Adam Nicholson is group pre-construction director at McLaren Construction
One area of the Building Safety Act with obvious potential to transform the character of the construction industry is the competency requirement placed on site operatives.
The Hackitt Review described a fragmented industry of competing competency frameworks, and installers failing to understand how to achieve good quality work, how their work related to other disciplines and how it contributed to the safety of the building as a whole.
Part of the cultural change required by the Hackitt Review is that individuals in technical and crafts groups are self-aware, honest about their own competencies and not ashamed or afraid to ask for training where they know they need it.
Who can do the job?
As the new regime takes shape over the next 18 months from the Building Safety Act becoming law, anyone involved in building work must now be competent to do their job properly. That means having the skills, knowledge, experience and behaviour necessary for the role.
The act’s requirements are arguably most challenging for craft groups linked to package management, supervision regimes and individual competency records.
“An updated set of regulations will provide detail requiring those carrying out building work to notify the relevant people when they are no longer competent for their roles”
A main contractor needs to be able to spot the inadequacies in a subcontractor’s people, not just their own. Does a bricklayer have the competency to install passive fire protection in a cavity, for example?

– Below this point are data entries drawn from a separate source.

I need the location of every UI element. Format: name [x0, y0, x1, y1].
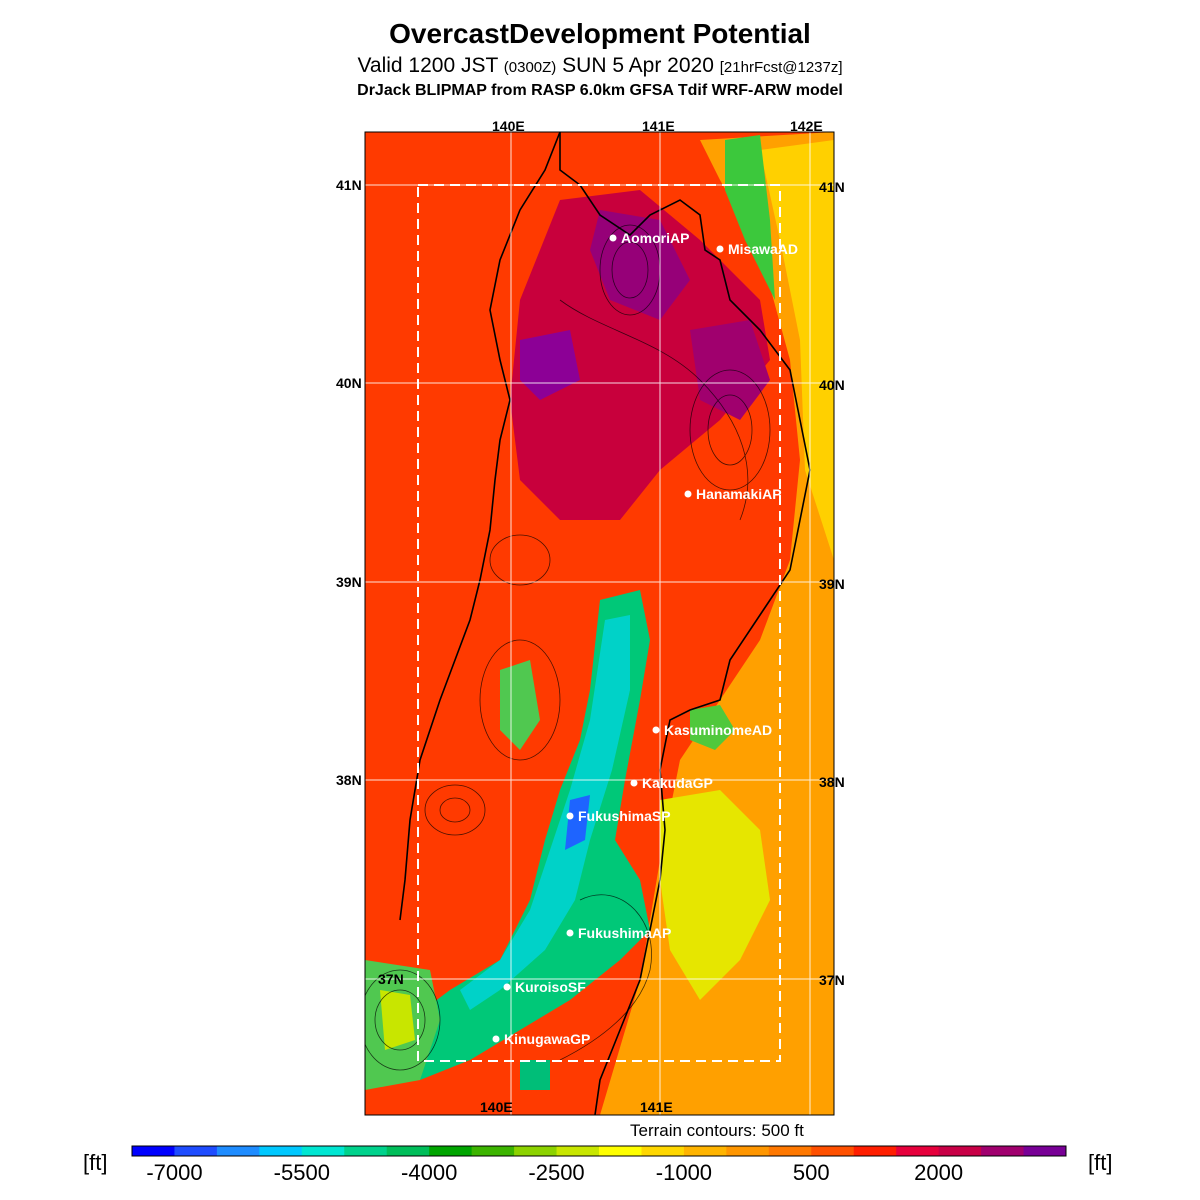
- site-label: KasuminomeAD: [664, 722, 772, 738]
- terrain-contours: [365, 224, 771, 1071]
- lat-label-left: 39N: [336, 574, 362, 590]
- site-kinugawa: KinugawaGP: [492, 1031, 590, 1047]
- site-label: FukushimaAP: [578, 925, 671, 941]
- colorbar-tick-label: 2000: [914, 1160, 963, 1185]
- field-east-orange: [600, 132, 834, 1115]
- model-line: DrJack BLIPMAP from RASP 6.0km GFSA Tdif…: [357, 82, 843, 99]
- colorbar-swatch: [981, 1146, 1025, 1156]
- lon-label-top: 140E: [492, 118, 525, 134]
- valid-prefix: Valid 1200 JST: [357, 54, 498, 77]
- chart-title: OvercastDevelopment Potential: [389, 18, 811, 49]
- site-kasuminome: KasuminomeAD: [652, 722, 772, 738]
- lat-label-right: 40N: [819, 377, 845, 393]
- colorbar-swatch: [853, 1146, 897, 1156]
- colorbar-swatch: [471, 1146, 515, 1156]
- lon-label-top: 141E: [642, 118, 675, 134]
- colorbar-swatch: [514, 1146, 558, 1156]
- lat-label-left: 41N: [336, 177, 362, 193]
- colorbar-swatch: [1023, 1146, 1067, 1156]
- colorbar-swatch: [768, 1146, 812, 1156]
- forecast-info: [21hrFcst@1237z]: [719, 59, 843, 76]
- valid-time-line: Valid 1200 JST (0300Z) SUN 5 Apr 2020 [2…: [0, 54, 1200, 78]
- site-kuroiso: KuroisoSF: [503, 979, 586, 995]
- site-label: HanamakiAP: [696, 486, 782, 502]
- lat-label-right: 38N: [819, 774, 845, 790]
- colorbar-swatch: [556, 1146, 600, 1156]
- lon-label-bottom: 140E: [480, 1099, 513, 1115]
- utc-time: (0300Z): [503, 59, 557, 76]
- map-frame: [364, 131, 835, 1116]
- lat-label-right: 37N: [819, 972, 845, 988]
- colorbar-tick-label: 500: [793, 1160, 830, 1185]
- colorbar-swatch: [641, 1146, 685, 1156]
- colorbar-swatch: [259, 1146, 303, 1156]
- colorbar-tick-label: -1000: [656, 1160, 712, 1185]
- field-green-valley: [395, 590, 650, 1080]
- colorbar-swatch: [344, 1146, 388, 1156]
- lat-label-left: 37N: [378, 971, 404, 987]
- colorbar-tick-label: -2500: [528, 1160, 584, 1185]
- colorbar-swatch: [132, 1146, 175, 1156]
- lat-label-right: 39N: [819, 576, 845, 592]
- colorbar-swatch: [683, 1146, 727, 1156]
- field-cyan-valley: [460, 615, 630, 1010]
- lat-label-right: 41N: [819, 179, 845, 195]
- colorbar-swatch: [938, 1146, 982, 1156]
- field-yellow-south: [660, 790, 770, 1000]
- colorbar-swatch: [429, 1146, 473, 1156]
- unit-right: [ft]: [1088, 1150, 1113, 1175]
- colorbar-swatch: [726, 1146, 770, 1156]
- colorbar-tick-label: -5500: [274, 1160, 330, 1185]
- lon-label-bottom: 141E: [640, 1099, 673, 1115]
- colorbar-swatch: [896, 1146, 940, 1156]
- site-label: KakudaGP: [642, 775, 713, 791]
- colorbar-swatch: [216, 1146, 260, 1156]
- field-green-west: [500, 660, 540, 750]
- unit-left: [ft]: [83, 1150, 108, 1175]
- lat-label-left: 38N: [336, 772, 362, 788]
- colorbar-tick-label: -4000: [401, 1160, 457, 1185]
- field-green-bay: [690, 705, 735, 750]
- field-dark-red-north: [510, 190, 770, 520]
- site-label: AomoriAP: [621, 230, 689, 246]
- colorbar-swatch: [811, 1146, 855, 1156]
- valid-date: SUN 5 Apr 2020: [562, 54, 714, 77]
- colorbar-swatch: [174, 1146, 218, 1156]
- colorbar-swatch: [301, 1146, 345, 1156]
- site-fukushima-sp: FukushimaSP: [566, 808, 671, 824]
- site-aomori: AomoriAP: [609, 230, 689, 246]
- colorbar-swatch: [386, 1146, 430, 1156]
- field-blue-min: [565, 795, 590, 850]
- site-label: KuroisoSF: [515, 979, 586, 995]
- colorbar-ticks: -7000 -5500 -4000 -2500 -1000 500 2000: [146, 1160, 963, 1185]
- site-fukushima-ap: FukushimaAP: [566, 925, 671, 941]
- site-misawa: MisawaAD: [716, 241, 798, 257]
- field-lime-sw: [380, 990, 415, 1050]
- site-kakuda: KakudaGP: [630, 775, 713, 791]
- field-green-s: [520, 1060, 550, 1090]
- colorbar: [132, 1146, 1067, 1156]
- site-label: KinugawaGP: [504, 1031, 590, 1047]
- site-hanamaki: HanamakiAP: [684, 486, 782, 502]
- field-ne-yellow: [760, 140, 834, 560]
- colorbar-frame: [131, 1145, 1067, 1157]
- map-field: [365, 132, 834, 1115]
- site-label: FukushimaSP: [578, 808, 671, 824]
- lon-label-top: 142E: [790, 118, 823, 134]
- site-label: MisawaAD: [728, 241, 798, 257]
- lat-label-left: 40N: [336, 375, 362, 391]
- colorbar-swatch: [599, 1146, 642, 1156]
- terrain-note: Terrain contours: 500 ft: [630, 1121, 804, 1140]
- field-green-coast: [725, 135, 775, 300]
- inner-domain-box: [417, 184, 781, 1062]
- colorbar-tick-label: -7000: [146, 1160, 202, 1185]
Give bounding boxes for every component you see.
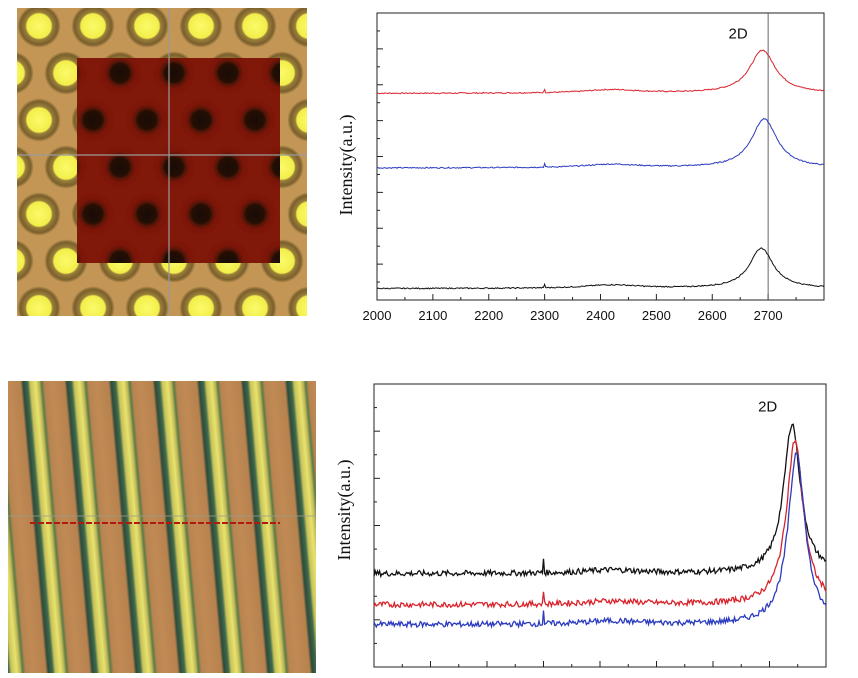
- hole-array-micrograph: [17, 8, 307, 316]
- peak-annotation-2d: 2D: [758, 399, 777, 416]
- raman-spectra-chart-bottom: 2D Intensity(a.u.): [334, 383, 827, 668]
- x-axis-ticks: 2000 2100 2200 2300 2400 2500 2600 2700: [363, 294, 825, 323]
- x-tick-label: 2000: [363, 308, 392, 323]
- series-line-blue: [373, 452, 827, 630]
- series-line-red: [373, 439, 827, 610]
- series-line-black: [376, 247, 825, 290]
- x-tick-label: 2300: [530, 308, 559, 323]
- x-tick-label: 2100: [418, 308, 447, 323]
- raman-spectra-chart-top: 2000 2100 2200 2300 2400 2500 2600 2700 2D Inte…: [336, 12, 825, 323]
- stripe-pattern: [8, 381, 316, 673]
- peak-annotation-2d: 2D: [729, 25, 748, 42]
- raman-map-overlay: [77, 58, 280, 263]
- y-axis-ticks: [377, 12, 383, 301]
- x-tick-label: 2200: [474, 308, 503, 323]
- series-line-red: [376, 49, 825, 95]
- series-line-blue: [376, 117, 825, 170]
- plot-frame: [376, 12, 825, 301]
- stripe-array-micrograph: [8, 381, 316, 673]
- x-tick-label: 2400: [586, 308, 615, 323]
- x-tick-label: 2700: [754, 308, 783, 323]
- y-axis-label: Intensity(a.u.): [336, 115, 357, 216]
- y-axis-label: Intensity(a.u.): [334, 460, 355, 561]
- x-axis-ticks: [373, 661, 827, 667]
- x-tick-label: 2500: [642, 308, 671, 323]
- series-group: [373, 423, 827, 630]
- series-line-black: [373, 423, 827, 579]
- x-tick-label: 2600: [698, 308, 727, 323]
- series-group: [376, 49, 825, 290]
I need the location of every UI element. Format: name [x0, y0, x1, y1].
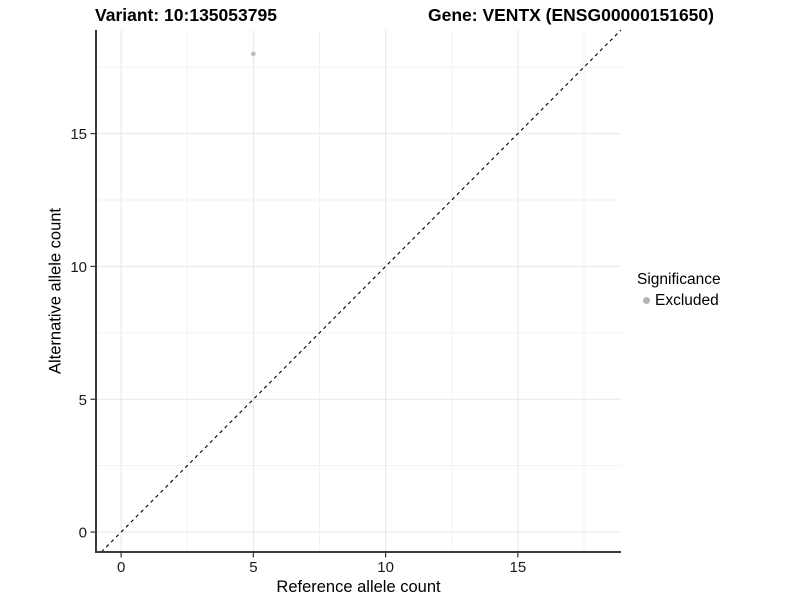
y-axis-title: Alternative allele count [46, 207, 65, 375]
x-tick-label: 5 [249, 559, 257, 576]
y-tick-label: 15 [70, 126, 87, 143]
y-tick-label: 5 [79, 392, 87, 409]
identity-dashed-line [100, 29, 622, 553]
legend-label: Excluded [655, 292, 719, 309]
x-tick-label: 0 [117, 559, 125, 576]
x-tick-label: 15 [510, 559, 527, 576]
legend: Significance Excluded [637, 270, 721, 310]
y-tick-label: 0 [79, 525, 87, 542]
variant-title: Variant: 10:135053795 [95, 5, 277, 25]
x-axis-title: Reference allele count [276, 578, 441, 596]
legend-point-icon [643, 297, 650, 304]
gene-title: Gene: VENTX (ENSG00000151650) [428, 5, 714, 25]
legend-item-excluded: Excluded [637, 291, 721, 310]
y-tick-label: 10 [70, 259, 87, 276]
x-tick-label: 10 [377, 559, 394, 576]
data-point [250, 51, 256, 57]
legend-title: Significance [637, 271, 721, 288]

The cultural change, training, metrics, tools and resources applied to health and safety now need to be applied to technical competency. But the new regime goes much further in a belt-and-braces structure of pre-qualification, competency frameworks, guidance, accreditations and statutory oversight.
An updated set of regulations will provide detail requiring those carrying out building work to notify the relevant people when they are no longer competent for their roles or work arises for which they do not have the competence.
For higher-risk buildings, the government intends to provide guidance on the skills, knowledge, experience, and behaviour and organisational capability needed, and it is working with the British Standards Institution to create a suite of national competence standards.
A statutory Industry Competence Committee will be established within the Building Safety Regulator to support the industry’s own work to raise competence. It will monitor and help to improve industry competence, publishing guidance, and advising the industry and the Building Safety Regulator.
Professional and trade bodies have been challenged to develop ways for their members to demonstrate their competence, with robust assurance processes.
Organisations must have appropriate management systems, processes, policies and resources. A set of standards covering the competency requirements for the statutory Principal Contractor role should be available in mid-2022.
Competency tracking platforms linked with learning management systems and competency passporting are key tools in delivering the expectations of the act.
Main contractors must recognise their role in supporting the upskilling of all groups, with particular support for craft groups. A toolbox talk is a good starting point, but far more thorough supervision and validation is going to be required.
Competency goes beyond the abilities of a skilled tradesperson. Individuals also need to understand key hold points for their trade package, and the digital inspection and verification process necessary to satisfy the requirements of the Golden Thread.
This isn’t a charter for excluding the inexperienced from site. Individuals being trained in building work are exempt, provided they are appropriately supervised by a competent individual.
Much can be achieved through buddying on site. Those with recent training and data-management skills can be buddied with those with experience. Learning should be a two-way process.
The new regime presents an even greater recruitment challenge for the industry at a time of labour shortages, but the potential to transform our industry must be obvious. An individual operative will not only be more comprehensively trained than they were before, but they will have the competency passport to prove their skills and knowledge. That should prove empowering. In raising the status of operative roles, it could even support recruitment in the medium term.